Today, the Housing and Urban Development (HUD) Secretary, Ben Carson, announced a plan to address the high costs and barriers for housing. He did not propose to extend more rent control and regulations, but to reduce those controls and eliminate regulations. Finally, someone is addressing these issues in a manner that is more likely to work. It’s been quite a while since someone addressed this situation without the answers being all ‘more government’.
Zoning regulations, rent controls that keep the market from making housing available, and a host of other government intrusions in the economy have historically placed housing out of reach for those that need it most.
HUD secretaries have traditionally proposed more government housing projects and encouraged greater government offers for bailouts to those that are overextended. They’ve guaranteed loans that should not have taken place, thus driving up interest rates for everyone. Market manipulations lead to either higher prices (rent and interest rates) or shortages, or often both.
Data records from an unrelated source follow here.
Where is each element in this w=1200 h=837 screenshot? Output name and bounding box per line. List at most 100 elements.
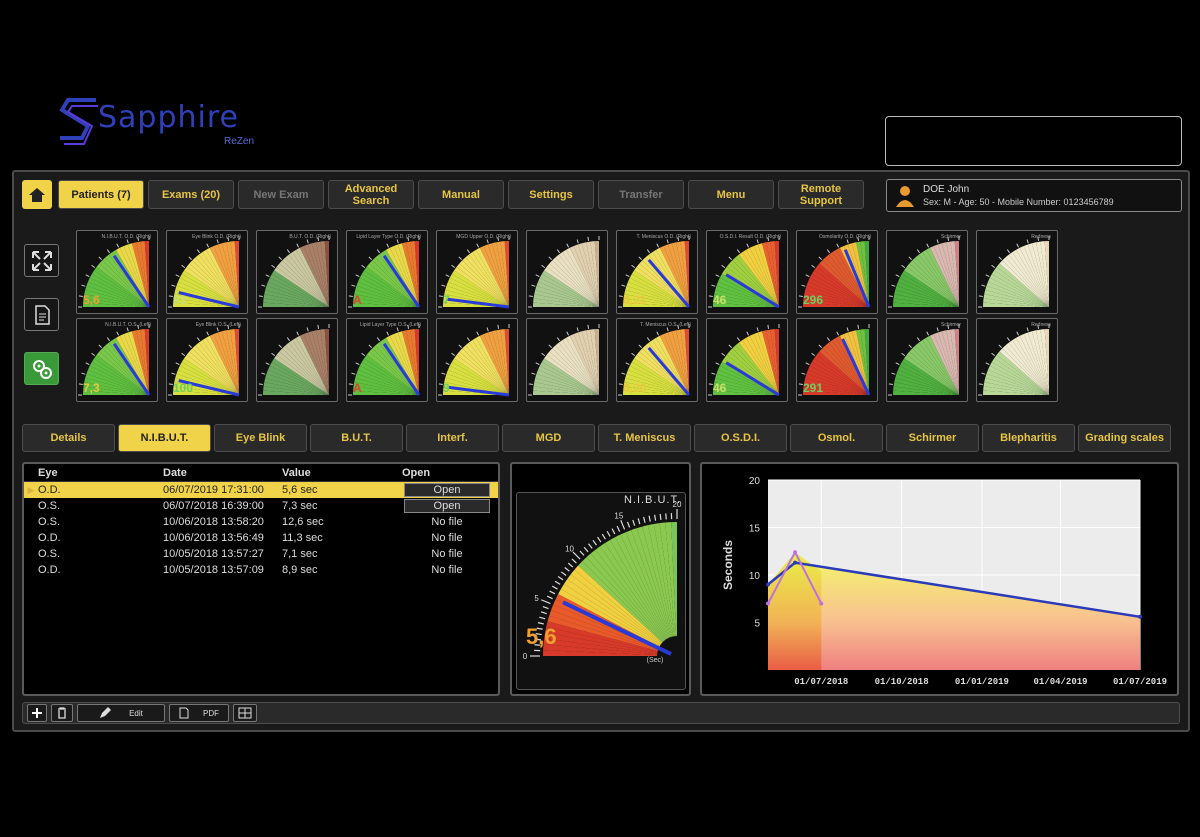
open-button[interactable]: Open	[404, 499, 490, 513]
pencil-icon	[100, 707, 112, 718]
tab-o-s-d-i[interactable]: O.S.D.I.	[694, 424, 787, 452]
x-tick-label: 01/04/2019	[1034, 677, 1088, 687]
table-row[interactable]: O.S. 10/06/2018 13:58:20 12,6 sec No file	[24, 514, 498, 530]
gauge-tile[interactable]: Redness	[976, 318, 1058, 402]
mini-gauge-tick	[891, 284, 896, 287]
tile-label: Eye Blink O.D. (Right)	[192, 234, 241, 240]
tab-schirmer[interactable]: Schirmer	[886, 424, 979, 452]
gauge-tile[interactable]: Redness	[976, 230, 1058, 314]
nav-advanced-search[interactable]: Advanced Search	[328, 180, 414, 209]
tab-n-i-b-u-t[interactable]: N.I.B.U.T.	[118, 424, 211, 452]
tab-interf[interactable]: Interf.	[406, 424, 499, 452]
tile-label: Schirmer	[940, 322, 961, 328]
add-button[interactable]	[27, 704, 47, 722]
gauge-tile[interactable]: Eye Blink O.S. (Left) 100	[166, 318, 248, 402]
gauge-tick	[611, 528, 616, 535]
nav-remote-support[interactable]: Remote Support	[778, 180, 864, 209]
gauge-tile[interactable]: Osmolarity O.D. (Right) 296	[796, 230, 878, 314]
gauge-tile[interactable]	[526, 318, 608, 402]
mini-gauge-tick	[531, 372, 536, 375]
gauge-title: N.I.B.U.T.	[623, 494, 681, 506]
mini-gauge-tick	[587, 236, 590, 241]
layout-button[interactable]	[233, 704, 257, 722]
mini-gauge-tick	[396, 327, 399, 332]
gauge-tile[interactable]: Schirmer	[886, 318, 968, 402]
gauge-tile[interactable]: Lipid Layer Type O.D. (Right) A	[346, 230, 428, 314]
open-button[interactable]: Open	[404, 483, 490, 497]
nav-new-exam[interactable]: New Exam	[238, 180, 324, 209]
table-row[interactable]: O.D. 10/05/2018 13:57:09 8,9 sec No file	[24, 562, 498, 578]
gauge-tile[interactable]: B.U.T. O.D. (Right)	[256, 230, 338, 314]
home-button[interactable]	[22, 180, 52, 209]
report-button[interactable]	[24, 298, 59, 331]
mini-gauge-tick	[466, 337, 471, 342]
cell-open[interactable]: Open	[402, 499, 492, 513]
nav-manual[interactable]: Manual	[418, 180, 504, 209]
gauge-tile[interactable]: MGD Upper O.D. (Right) 7	[436, 230, 518, 314]
tab-t-meniscus[interactable]: T. Meniscus	[598, 424, 691, 452]
table-row[interactable]: O.D. 10/06/2018 13:56:49 11,3 sec No file	[24, 530, 498, 546]
gauge-tile[interactable]: 9	[436, 318, 518, 402]
gauge-tile[interactable]: 46	[706, 318, 788, 402]
mini-gauge-tick	[258, 295, 263, 298]
nav-exams-20[interactable]: Exams (20)	[148, 180, 234, 209]
mini-gauge-tick	[535, 362, 540, 366]
mini-gauge-tick	[486, 327, 489, 332]
gauge-tile[interactable]: Schirmer	[886, 230, 968, 314]
nav-patients-7[interactable]: Patients (7)	[58, 180, 144, 209]
mini-gauge-tick	[441, 284, 446, 287]
mini-gauge-tick	[548, 256, 552, 260]
mini-gauge-tick	[535, 274, 540, 278]
gauge-tile[interactable]: 291	[796, 318, 878, 402]
gauge-tick	[572, 551, 581, 560]
nav-transfer[interactable]: Transfer	[598, 180, 684, 209]
tab-mgd[interactable]: MGD	[502, 424, 595, 452]
data-point	[793, 560, 798, 565]
col-date: Date	[163, 466, 187, 479]
mini-gauge-tick	[811, 352, 816, 357]
mini-gauge-tick	[196, 249, 201, 254]
tile-value: 46	[713, 293, 727, 307]
cell-date: 10/05/2018 13:57:09	[163, 564, 264, 576]
y-tick-label: 10	[749, 571, 761, 582]
gauge-tile[interactable]: T. Meniscus O.S. (Left) 0,20	[616, 318, 698, 402]
cell-open[interactable]: Open	[402, 483, 492, 497]
mini-gauge-tick	[888, 383, 893, 386]
delete-button[interactable]	[51, 704, 73, 722]
mini-gauge-tick	[566, 243, 570, 248]
gauge-tile[interactable]	[526, 230, 608, 314]
mini-gauge-tick	[767, 324, 770, 329]
nav-settings[interactable]: Settings	[508, 180, 594, 209]
patient-info[interactable]: DOE John Sex: M - Age: 50 - Mobile Numbe…	[886, 179, 1182, 212]
mini-gauge-tick	[85, 362, 90, 366]
gauge-tile[interactable]: O.S.D.I. Result O.D. (Right) 46	[706, 230, 788, 314]
gauge-tick	[571, 558, 577, 564]
pdf-button[interactable]: PDF	[169, 704, 229, 722]
mini-gauge	[258, 236, 330, 308]
gauge-tick	[579, 550, 585, 556]
gauge-tile[interactable]: T. Meniscus O.D. (Right) 0,21	[616, 230, 698, 314]
tab-details[interactable]: Details	[22, 424, 115, 452]
table-row[interactable]: O.S. 10/05/2018 13:57:27 7,1 sec No file	[24, 546, 498, 562]
no-file-label: No file	[431, 516, 463, 528]
mini-gauge-tick	[396, 239, 399, 244]
gauge-tile[interactable]: Eye Blink O.D. (Right) 88	[166, 230, 248, 314]
tab-grading-scales[interactable]: Grading scales	[1078, 424, 1171, 452]
compare-button[interactable]	[24, 352, 59, 385]
tab-b-u-t[interactable]: B.U.T.	[310, 424, 403, 452]
gauge-tile[interactable]: N.I.B.U.T. O.D. (Right) 5,6	[76, 230, 158, 314]
gauge-tile[interactable]: N.I.B.U.T. O.S. (Left) 7,3	[76, 318, 158, 402]
tab-eye-blink[interactable]: Eye Blink	[214, 424, 307, 452]
tab-blepharitis[interactable]: Blepharitis	[982, 424, 1075, 452]
edit-button[interactable]: Edit	[77, 704, 165, 722]
gauge-tile[interactable]	[256, 318, 338, 402]
mini-gauge-tick	[836, 243, 840, 248]
table-row[interactable]: ▶ O.D. 06/07/2019 17:31:00 5,6 sec Open	[24, 482, 498, 498]
fullscreen-button[interactable]	[24, 244, 59, 277]
mini-gauge-tick	[81, 284, 86, 287]
gauge-tile[interactable]: Lipid Layer Type O.S. (Left) A	[346, 318, 428, 402]
table-row[interactable]: O.S. 06/07/2018 16:39:00 7,3 sec Open	[24, 498, 498, 514]
mini-gauge-tick	[171, 284, 176, 287]
tab-osmol[interactable]: Osmol.	[790, 424, 883, 452]
nav-menu[interactable]: Menu	[688, 180, 774, 209]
By building more public housing, property values of private housing have to compete and become devalued, offering less incentive for private investors to create new housing. Local laws dictating rent controls and zoning problems have also diminished the value of housing units that discourage private developers from bringing more housing options to market.
Ben Carson plans to offer incentives to remove red tape in state and local governments by tying federal money to relaxing local rules and regulations. While I’m not a fan of using federal money to meddle in local affairs, in this case it actually offers an incentive to create freer marketplaces. It’s a new way of addressing the problems, especially in large metropolitan areas that are desperate for new housing, like Los Angeles and San Francisco that are in a real crisis with homelessness overwhelming these cities.
Homelessness and housing shortages aren’t going to get fixed overnight, and Ben Carson’s plan (which has yet to be constructed in its entirety) isn’t likely to be a magic bullet to fix all. However, we already know that what has been done so far has failed miserably.
Rent is an incentive for people and business to offer up their space as housing to those who need it. It’s a natural incentive to developers to create more housing to meet the demands in the marketplace. Getting in the way of that and manipulating rent prices so that natural incentives disappear is always going to create housing shortages. Government interference in property ownership through lending regulations and incentives to make bad loans or to create artificial preferences are always going to result in situations that kill private property values and put home ownership more out of reach for many.
The answer to the housing crisis is, always has been, and always will be, a freer marketplace that incentivizes free trade and incentives to fill shortages. Regulations should never stand in the way of natural incentives to offer housing where it is desperately needed.